II. QUESTÃO EM DISCUSSÃO
Há duas questões em discussão: (i) verificar se houve falha na prestação dos serviços bancários que justifique a responsabilidade do réu pelos danos causados ao apelante; (ii) analisar se o evento fraudulento caracterizado por estelionato cometido por terceiro configura fortuito externo, rompendo o nexo de causalidade entre a conduta do banco e os prejuízos do autor.
III. RAZÕES DE DECIDIR
A responsabilidade objetiva do fornecedor de serviços, prevista no art. 14 do Código de Defesa do Consumidor (CDC), exige a demonstração de defeito na prestação do serviço, nexo de causalidade e dano, o que não se verifica no caso concreto.
O autor, após receber um SMS suspeito, realizou pagamento de boleto a terceiro, sem previamente confirmar a veracidade das informações junto ao banco réu por meio de canais oficiais de atendimento. A conduta do autor, ao não adotar medidas básicas de cautela, rompe o nexo de causalidade necessário para configurar a responsabilidade objetiva da instituição financeira.
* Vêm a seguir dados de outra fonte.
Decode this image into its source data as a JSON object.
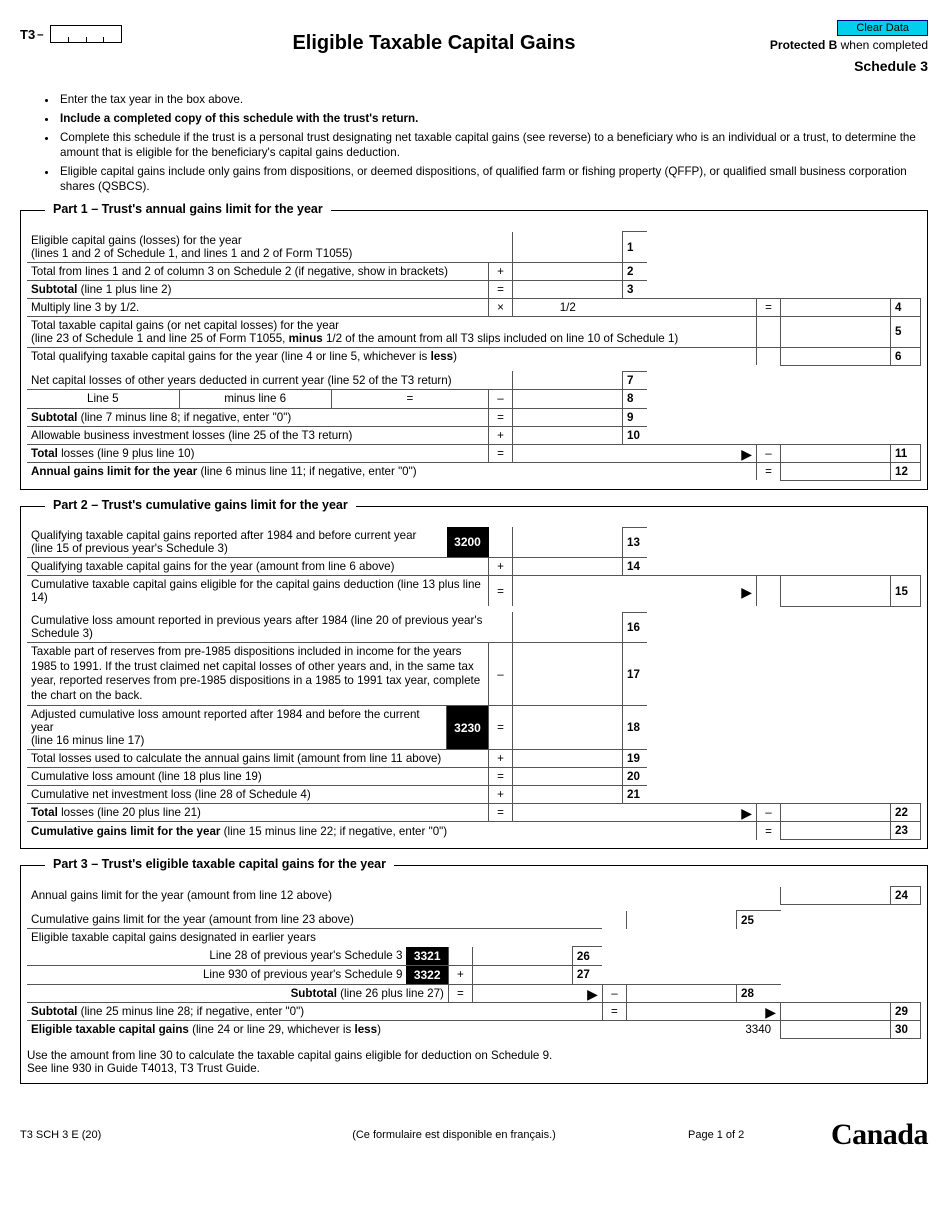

O evento fraudulento praticado por terceiro, que induziu o autor a realizar o pagamento indevido, caracteriza fortuito externo, conforme jurisprudência consolidada do Superior Tribunal de Justiça (STJ), afastando a responsabilidade da instituição financeira pelos prejuízos.
Não há prova nos autos de falha no sistema de segurança do banco ou defeito na prestação de serviços que justifique a aplicação da Súmula nº 479 do STJ.
IV. DISPOSITIVO E TESE
Recurso desprovido.
Tese de julgamento:
A instituição financeira não responde por fraudes praticadas por terceiros quando o evento caracterizar fortuito externo e não houver falha na prestação de serviços ou no sistema de segurança bancário.
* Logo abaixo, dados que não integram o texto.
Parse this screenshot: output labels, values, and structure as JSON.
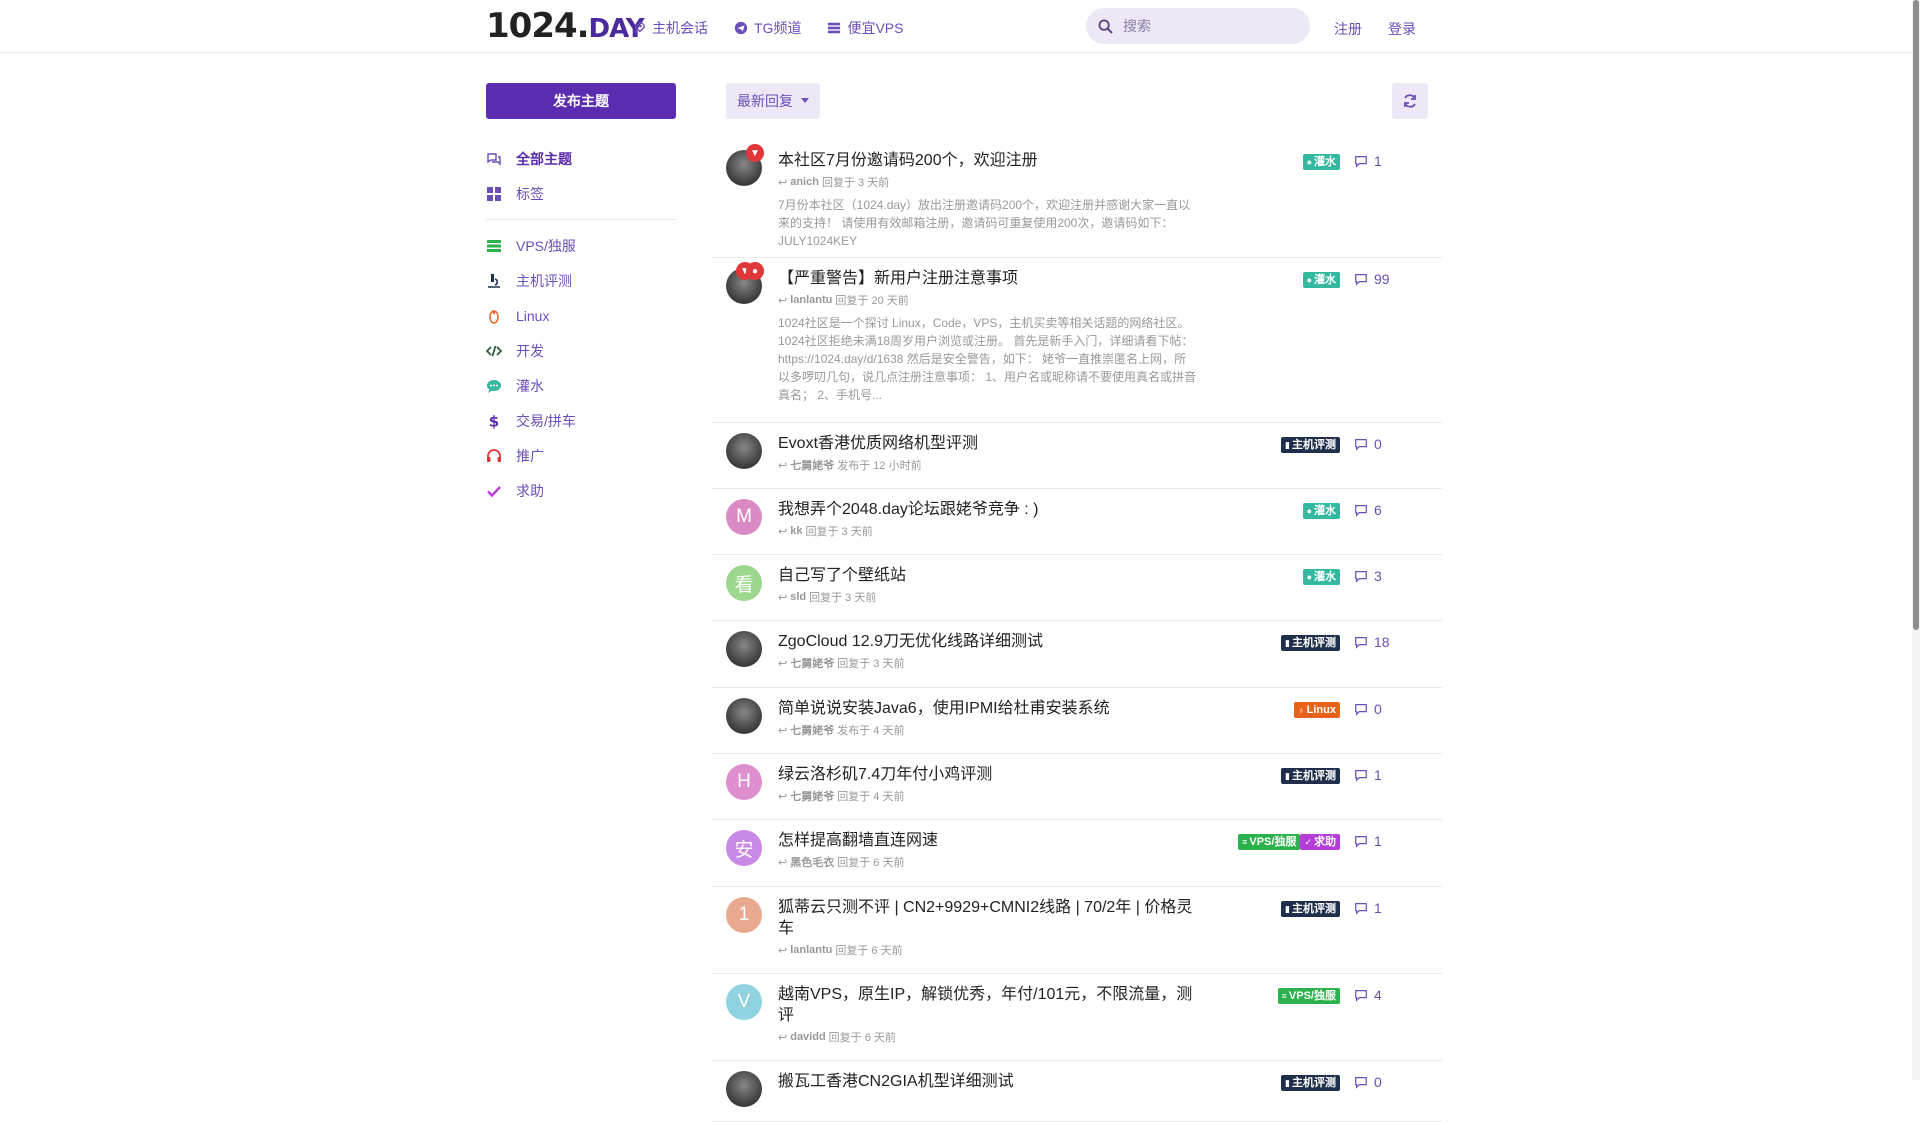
{
  "header": {
    "logo_main": "1024.",
    "logo_suffix": "DAY",
    "nav": [
      {
        "label": "主机会话",
        "icon": "rocket-icon"
      },
      {
        "label": "TG频道",
        "icon": "telegram-icon"
      },
      {
        "label": "便宜VPS",
        "icon": "server-icon"
      }
    ],
    "search_placeholder": "搜索",
    "signup": "注册",
    "login": "登录"
  },
  "sidebar": {
    "new_topic": "发布主题",
    "items": [
      {
        "label": "全部主题",
        "icon": "comments-icon",
        "color": "#6b4fb8",
        "active": true
      },
      {
        "label": "标签",
        "icon": "tags-grid-icon",
        "color": "#6b4fb8"
      },
      {
        "label": "VPS/独服",
        "icon": "server-icon",
        "color": "#2bb24c"
      },
      {
        "label": "主机评测",
        "icon": "microscope-icon",
        "color": "#1f2e4a"
      },
      {
        "label": "Linux",
        "icon": "linux-icon",
        "color": "#e8621a"
      },
      {
        "label": "开发",
        "icon": "code-icon",
        "color": "#2b5e3a"
      },
      {
        "label": "灌水",
        "icon": "chat-bubble-icon",
        "color": "#35b8a0"
      },
      {
        "label": "交易/拼车",
        "icon": "dollar-icon",
        "color": "#5b2bb0"
      },
      {
        "label": "推广",
        "icon": "headset-icon",
        "color": "#e0383a"
      },
      {
        "label": "求助",
        "icon": "check-icon",
        "color": "#b43cd8"
      }
    ]
  },
  "toolbar": {
    "sort_label": "最新回复"
  },
  "colors": {
    "accent": "#5b2bb0",
    "tag_water": "#35b8a0",
    "tag_review": "#1f2e4a",
    "tag_linux": "#e8621a",
    "tag_vps": "#2bb24c",
    "tag_help": "#b43cd8"
  },
  "discussions": [
    {
      "title": "本社区7月份邀请码200个，欢迎注册",
      "user": "anich",
      "action": "回复于 3 天前",
      "excerpt": "7月份本社区（1024.day）放出注册邀请码200个，欢迎注册并感谢大家一直以来的支持！ 请使用有效邮箱注册，邀请码可重复使用200次，邀请码如下： JULY1024KEY",
      "tags": [
        {
          "label": "灌水",
          "type": "water"
        }
      ],
      "replies": "1",
      "avatar": "photo",
      "pins": 1
    },
    {
      "title": "【严重警告】新用户注册注意事项",
      "user": "lanlantu",
      "action": "回复于 20 天前",
      "excerpt": "1024社区是一个探讨 Linux，Code，VPS，主机买卖等相关话题的网络社区。 1024社区拒绝未满18周岁用户浏览或注册。 首先是新手入门，详细请看下帖： https://1024.day/d/1638 然后是安全警告，如下： 姥爷一直推崇匿名上网，所以多啰叨几句，说几点注册注意事项： 1、用户名或昵称请不要使用真名或拼音真名； 2、手机号...",
      "tags": [
        {
          "label": "灌水",
          "type": "water"
        }
      ],
      "replies": "99",
      "avatar": "photo",
      "pins": 2
    },
    {
      "title": "Evoxt香港优质网络机型评测",
      "user": "七舅姥爷",
      "action": "发布于 12 小时前",
      "tags": [
        {
          "label": "主机评测",
          "type": "review"
        }
      ],
      "replies": "0",
      "avatar": "photo"
    },
    {
      "title": "我想弄个2048.day论坛跟姥爷竞争 : )",
      "user": "kk",
      "action": "回复于 3 天前",
      "tags": [
        {
          "label": "灌水",
          "type": "water"
        }
      ],
      "replies": "6",
      "avatar": "M",
      "avatar_color": "#d98ac4"
    },
    {
      "title": "自己写了个壁纸站",
      "user": "sld",
      "action": "回复于 3 天前",
      "tags": [
        {
          "label": "灌水",
          "type": "water"
        }
      ],
      "replies": "3",
      "avatar": "看",
      "avatar_color": "#9bd88e"
    },
    {
      "title": "ZgoCloud 12.9刀无优化线路详细测试",
      "user": "七舅姥爷",
      "action": "回复于 3 天前",
      "tags": [
        {
          "label": "主机评测",
          "type": "review"
        }
      ],
      "replies": "18",
      "avatar": "photo"
    },
    {
      "title": "简单说说安装Java6，使用IPMI给杜甫安装系统",
      "user": "七舅姥爷",
      "action": "发布于 4 天前",
      "tags": [
        {
          "label": "Linux",
          "type": "linux"
        }
      ],
      "replies": "0",
      "avatar": "photo"
    },
    {
      "title": "绿云洛杉矶7.4刀年付小鸡评测",
      "user": "七舅姥爷",
      "action": "回复于 4 天前",
      "tags": [
        {
          "label": "主机评测",
          "type": "review"
        }
      ],
      "replies": "1",
      "avatar": "H",
      "avatar_color": "#df8ed0"
    },
    {
      "title": "怎样提高翻墙直连网速",
      "user": "黑色毛衣",
      "action": "回复于 6 天前",
      "tags": [
        {
          "label": "VPS/独服",
          "type": "vps"
        },
        {
          "label": "求助",
          "type": "help"
        }
      ],
      "replies": "1",
      "avatar": "安",
      "avatar_color": "#c98ae6"
    },
    {
      "title": "狐蒂云只测不评 | CN2+9929+CMNI2线路 | 70/2年 | 价格灵车",
      "user": "lanlantu",
      "action": "回复于 6 天前",
      "tags": [
        {
          "label": "主机评测",
          "type": "review"
        }
      ],
      "replies": "1",
      "avatar": "1",
      "avatar_color": "#e8a98e"
    },
    {
      "title": "越南VPS，原生IP，解锁优秀，年付/101元，不限流量，测评",
      "user": "davidd",
      "action": "回复于 6 天前",
      "tags": [
        {
          "label": "VPS/独服",
          "type": "vps"
        }
      ],
      "replies": "4",
      "avatar": "V",
      "avatar_color": "#8fd2e0"
    },
    {
      "title": "搬瓦工香港CN2GIA机型详细测试",
      "user": "",
      "action": "",
      "tags": [
        {
          "label": "主机评测",
          "type": "review"
        }
      ],
      "replies": "0",
      "avatar": "photo"
    }
  ]
}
O consumidor deve adotar o dever de cautela, confirmando a veracidade de informações suspeitas junto aos canais oficiais do prestador de serviços antes de realizar qualquer pagamento.
Dispositivos relevantes citados: CC, art. 927; CDC, art. 14.
Jurisprudência relevante citada: STJ, Súmula nº 479; STJ, AgInt no AREsp nº 1.469.978/SP, Rel. Min. Ricardo Villas Bôas Cueva, DJe 12/12/2019; STJ, AgInt no REsp nº 1.846.107/SP, Rel. Min. Moura Ribeiro, DJe 02/09/2020.